Most of the subsequent changes have been done to make the treatment more tolerable and easier.

One of the first thing was to compare PI versus NNRTI. NNRTI seemed to do better in side effects and viral load. So in early 2000’s this became a standard: Atripla (TDF/FTC/EFV). One pill, once a day.

There’s now a few of these one pill. Once a day.

11.5 INSTI

Integrase inhibitors.

Inhibiting the integration of viral DNA with host DNA

First was raltegravir. Problem was 2x daily dose.

As a class, they’ve got v well tolerated.

Dolutegravir. This is the big new thing. Was hyped +++ on release. High genetic barrier to resistance. You can give with rifampicin.

But, in May, an observational study in Botswana, babies with neural tube defects were born to mothers taking Dolutegravir (with small numbers in the study). Causing caution, but may be a chance finding, statistically. Prior to this study, dolutegravir was going to be the new “anchor” drug. We’ll have to watch and see.

11.6 Other ARTs

11.6.1 Entry Inhibitors

11.6.1.1 Fusion Inhibitors

Stop the virus attaching

Only could be prescribed sub-cut. Hardly ever used.

11.6.1.2 CCR 5 receptors

Only work for certain viruses

11.7 What to avoid

SEE SLIDES ON MOODLE “WHAT TO AVOID IN AN ART REGIMEN”

11.8 Aims of treatment

When do we start? Info suggests starting treatment sooner and sooner. SE’s less, treatment benefits high.
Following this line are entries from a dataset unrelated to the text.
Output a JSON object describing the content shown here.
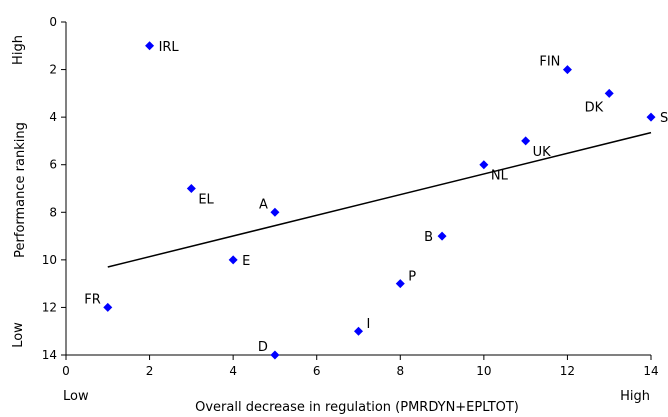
{
  "chart_data": {
    "type": "scatter",
    "title": "",
    "xlabel": "Overall decrease in regulation (PMRDYN+EPLTOT)",
    "ylabel": "Performance ranking",
    "xlim": [
      0,
      14
    ],
    "ylim": [
      0,
      14
    ],
    "y_reversed": true,
    "x_ticks": [
      0,
      2,
      4,
      6,
      8,
      10,
      12,
      14
    ],
    "y_ticks": [
      0,
      2,
      4,
      6,
      8,
      10,
      12,
      14
    ],
    "x_low_label": "Low",
    "x_high_label": "High",
    "y_high_label": "High",
    "y_low_label": "Low",
    "grid": false,
    "legend": false,
    "marker_color": "#0000ff",
    "points": [
      {
        "label": "IRL",
        "x": 2,
        "y": 1,
        "pos": "right"
      },
      {
        "label": "FIN",
        "x": 12,
        "y": 2,
        "pos": "upper-left"
      },
      {
        "label": "DK",
        "x": 13,
        "y": 3,
        "pos": "lower-left"
      },
      {
        "label": "S",
        "x": 14,
        "y": 4,
        "pos": "right"
      },
      {
        "label": "UK",
        "x": 11,
        "y": 5,
        "pos": "lower-right"
      },
      {
        "label": "NL",
        "x": 10,
        "y": 6,
        "pos": "lower-right"
      },
      {
        "label": "EL",
        "x": 3,
        "y": 7,
        "pos": "lower-right"
      },
      {
        "label": "A",
        "x": 5,
        "y": 8,
        "pos": "upper-left"
      },
      {
        "label": "B",
        "x": 9,
        "y": 9,
        "pos": "left"
      },
      {
        "label": "E",
        "x": 4,
        "y": 10,
        "pos": "right"
      },
      {
        "label": "P",
        "x": 8,
        "y": 11,
        "pos": "upper-right"
      },
      {
        "label": "FR",
        "x": 1,
        "y": 12,
        "pos": "upper-left"
      },
      {
        "label": "I",
        "x": 7,
        "y": 13,
        "pos": "upper-right"
      },
      {
        "label": "D",
        "x": 5,
        "y": 14,
        "pos": "upper-left"
      }
    ],
    "trendline": {
      "x": [
        1,
        14
      ],
      "y": [
        10.3,
        4.65
      ]
    }
  }
}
We’re moving towards: Test then start in all cases.

WHO recommends treating all cases. Possibly prioritise higher WHO grades.

In practice we use few treatment regimens. To simplify monitoring, simplify supply chain.

The standard first line regimen would be atripla. But there’s a lot of efavirenz resistance, to maybe need switch from efaviranz,

In london what we give is either: Kivexa or Truvada with a third drug, Raltegravir or Efarvirenz, Darunavir. Darunavir is more usefel for when you’re worried about poor adherence, as it’s hard to get resistnace to it.